From the experimental and clinical evidence of brain-immune relationships (Blalock, 1989; O'Leary, 1990; Khansari et al, 1990) two main questions arise: what are the central nervous structures involved in neuroimmunomodulation? and how do the brain and the immune system communicate?

In order to answer the first question, the most useful approach is to study the immune effects of lesioning different areas of the central nervous system. Even though this approach contains some inbuilt methodological problems related to the plasticity of the immune and central nervous systems, the data now available permit us to answer this question, at least partly, and also suggest the existence of functional brain networks in neuroimmunomodulation.
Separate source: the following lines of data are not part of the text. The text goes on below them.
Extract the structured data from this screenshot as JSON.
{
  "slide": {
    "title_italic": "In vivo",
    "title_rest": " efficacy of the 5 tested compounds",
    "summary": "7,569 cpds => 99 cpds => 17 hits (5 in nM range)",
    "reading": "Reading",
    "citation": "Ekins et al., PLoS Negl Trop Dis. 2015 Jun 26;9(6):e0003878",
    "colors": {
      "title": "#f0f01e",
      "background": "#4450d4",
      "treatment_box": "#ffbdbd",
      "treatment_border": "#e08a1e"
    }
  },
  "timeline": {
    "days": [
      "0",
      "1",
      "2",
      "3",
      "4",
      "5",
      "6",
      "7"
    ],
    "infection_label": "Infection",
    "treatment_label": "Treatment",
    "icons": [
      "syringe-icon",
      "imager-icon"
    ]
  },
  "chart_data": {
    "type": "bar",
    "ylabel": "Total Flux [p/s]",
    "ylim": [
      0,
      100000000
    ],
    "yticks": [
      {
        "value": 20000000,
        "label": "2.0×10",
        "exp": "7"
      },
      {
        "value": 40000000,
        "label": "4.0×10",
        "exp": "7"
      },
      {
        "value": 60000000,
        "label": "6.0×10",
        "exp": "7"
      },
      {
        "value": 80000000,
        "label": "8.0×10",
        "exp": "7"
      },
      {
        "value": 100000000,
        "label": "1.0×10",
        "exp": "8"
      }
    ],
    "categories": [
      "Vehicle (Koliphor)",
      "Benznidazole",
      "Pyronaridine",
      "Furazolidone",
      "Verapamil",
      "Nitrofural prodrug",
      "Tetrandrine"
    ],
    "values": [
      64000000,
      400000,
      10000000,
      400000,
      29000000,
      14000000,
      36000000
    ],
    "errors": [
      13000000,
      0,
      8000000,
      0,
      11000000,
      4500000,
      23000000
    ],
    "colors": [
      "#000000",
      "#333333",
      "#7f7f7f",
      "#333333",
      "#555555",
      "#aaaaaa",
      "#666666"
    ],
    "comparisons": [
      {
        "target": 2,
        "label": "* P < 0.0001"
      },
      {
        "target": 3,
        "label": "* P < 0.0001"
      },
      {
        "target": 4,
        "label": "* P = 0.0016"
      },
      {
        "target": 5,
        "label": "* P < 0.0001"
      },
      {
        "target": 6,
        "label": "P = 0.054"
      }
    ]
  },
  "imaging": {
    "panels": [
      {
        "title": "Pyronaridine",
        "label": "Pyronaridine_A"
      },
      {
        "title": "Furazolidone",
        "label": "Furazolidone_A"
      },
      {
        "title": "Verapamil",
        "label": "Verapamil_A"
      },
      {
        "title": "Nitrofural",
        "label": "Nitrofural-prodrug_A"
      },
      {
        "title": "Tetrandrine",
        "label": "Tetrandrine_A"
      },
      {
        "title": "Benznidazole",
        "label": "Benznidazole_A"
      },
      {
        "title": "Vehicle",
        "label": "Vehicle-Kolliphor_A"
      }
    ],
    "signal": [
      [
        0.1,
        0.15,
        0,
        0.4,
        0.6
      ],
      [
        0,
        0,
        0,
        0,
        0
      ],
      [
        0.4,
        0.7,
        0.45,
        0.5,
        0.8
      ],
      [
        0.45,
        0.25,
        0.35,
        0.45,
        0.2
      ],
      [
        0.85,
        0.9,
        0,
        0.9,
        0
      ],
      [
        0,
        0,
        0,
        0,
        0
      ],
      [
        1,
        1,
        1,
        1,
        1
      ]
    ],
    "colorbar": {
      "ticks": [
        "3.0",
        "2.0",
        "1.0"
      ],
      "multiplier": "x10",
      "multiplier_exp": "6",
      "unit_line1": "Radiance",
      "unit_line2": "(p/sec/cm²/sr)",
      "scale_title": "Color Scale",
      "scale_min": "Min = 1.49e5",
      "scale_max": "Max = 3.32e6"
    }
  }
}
Effects of brain lesions on immune reactivity

Hypothalamic and brainstem lesions

Bilateral lesions of the hypothalamus have been consistently shown to induce changes in immunity. Early works showed that local lesions of the hypothalamus protected guinea pigs (Filipp & Szentivanyi, 1958; Szentivanyi & Filipp, 1958) and rats (Luparello et al, 1964) from lethal anaphylactic shock. Moreover, these protective effects of hypothalamic lesions were not necessarily associated with lower titres of antibodies as measured by passive cutaneous anaphylaxis (Stein et al, 1976). Later, it was demonstrated that rats showed profound alterations in the architecture of lymphoid organs 32 days after electrolytic lesions of the hypothalamus. In the thymus, there was a profound depletion of lymphocytes, a reduction of the cortex and a disappearance of the corticomedullary junction. In spleen and lymph nodes, there was a decrease in the number of lymphocytes and plasma cells, as well as an absence of germinal centres (Isakovic & Jankovic, 1973). The same electrolytic lesions, performed 24 h before immunization against bovine serum albumin, lowered serum antibody levels and reduced the intensity of Arthus and delayed hypersensitivity reactions as late as 30 days after the first antigen challenge (Jankovic & Isakovic, 1973). More recently, Keller et al. (1980) reported that, in guinea pigs, electrolytic lesions of the anterior hypothalamic area suppressed delayed hypersensitivity to tuberculin. These lesions also depressed mitogenesis induced by phytohaemagglutinin (PHA) when using whole blood but not when using purified lymphocytes. Similarly, the depression of spleen lymphocyte mitogenesis observed after electrolytic lesions of preoptic and anterior areas has been reversed by removing macrophages from spleen cells (Roszman et al, 1982).